Стоны безотрадного отчаяния наполнили комнату. Все, чем ныло теперь потрясенное сердце, высказалось в них. Он вечно был чужд всему миру, и мир был чужд ему. Узы любви и братства были ему неведомы, и ни однажды в жизни не было согрето его сердце теплым участием, искренней привязанностью. Для него в целом мире не билось ни одно сердце. Он имел только врагов, и сам был враг всем. А между тем и для него возможны были радости участия и любви. Но очерствелое, озлобленное сердце не подсказало ему, что губит он родное детище, что восстановляет, ожесточает он против себя единственное существо, которое не погнушалось бы его безобразием, не посмеялось бы над его чувством!..
— Кажется, и для него настала минута раскаяния, — сказал Тульчинов, прислушиваясь к отчаянным стонам горбуна.
Долго рыдал горбун, наконец вскочил с необыкновенной живостью и кинулся к своему бюро, отпер его выдвинул все ящики; дрожащими руками брал он деньги и набивал ими карманы. По его бледному лицу текли слезы.

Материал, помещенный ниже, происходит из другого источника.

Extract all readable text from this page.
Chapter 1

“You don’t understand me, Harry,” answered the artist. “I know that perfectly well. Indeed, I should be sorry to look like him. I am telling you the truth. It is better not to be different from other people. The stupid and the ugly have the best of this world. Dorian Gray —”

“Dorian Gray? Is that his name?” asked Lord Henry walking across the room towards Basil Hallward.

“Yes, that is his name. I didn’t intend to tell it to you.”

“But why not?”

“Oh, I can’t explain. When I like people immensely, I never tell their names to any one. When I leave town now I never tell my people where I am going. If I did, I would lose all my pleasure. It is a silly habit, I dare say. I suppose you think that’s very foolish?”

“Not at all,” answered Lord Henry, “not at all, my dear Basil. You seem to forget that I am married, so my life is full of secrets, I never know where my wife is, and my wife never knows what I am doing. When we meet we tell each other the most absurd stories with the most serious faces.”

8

— Ты лучше спеши обнять своего сына и его детей, а деньги понадобятся после, — сказал Тульчинов.
Ничего не отвечая, горбун с такою скоростью последовал его совету, что Тульчинов едва догнал его.
Как только они ушли, рыжая голова показалась в дверях и стала осматриваться. Медленно, осторожно вошел в комнату Волчок и прямо кинулся к раскрытому бюро.
Часть седьмая
История горбуна
Глава I
Рождение
Воображение читателя должно перенестись в эпоху отдаленную, к событиям, давно прошедшим, которые бросят яркий свет
К делу!
С лишком три четверти века назад тому, в одной из дальних губерний России, посреди лесов и необозримых полей, на большой горе, стоял одинокий, неуклюжий и огромный каменный дом. Стены его почернели, крыша местами провалилась, маленький балкон грозил каждую минуту обрушиться, — все представляло печальную картину запустения. Заглохший сад с прихотливыми затеями расстилался на большое пространство и соединялся с лесом. Не видно было дорожек: густо разросшиеся кусты акаций скрыли их под своими сучьями, которые дружно переплелись на свободе. Беседки, каскады превратились в настоящие руины; забор, отделявший сад от леса, во многих местах повалился, предоставляя свободный вход каждому. Внутри дома, как и снаружи, — тоже запустение; по пустым огромным залам с хорами разгуливали крысы; их писк, их тяжелая поступь раздавались эхом по всему дому. Мебель, обезображенная молью, придавала пышным хоромам жалкий вид. В простенках от полу до потолка висели запыленные зеркала, тускло отражая в себе картину тления. Большие картины в массивных рамах иные попадали со стен и лежали на полу, другие висели боком. Стеклянные люстры, опушенные пылью, уныло покачивали своими стеклышками от ветра, врывавшегося в разбитые стекла. Закутанные в холст огромные вазы, стоявшие по углам зал, походили на надгробные изваяния.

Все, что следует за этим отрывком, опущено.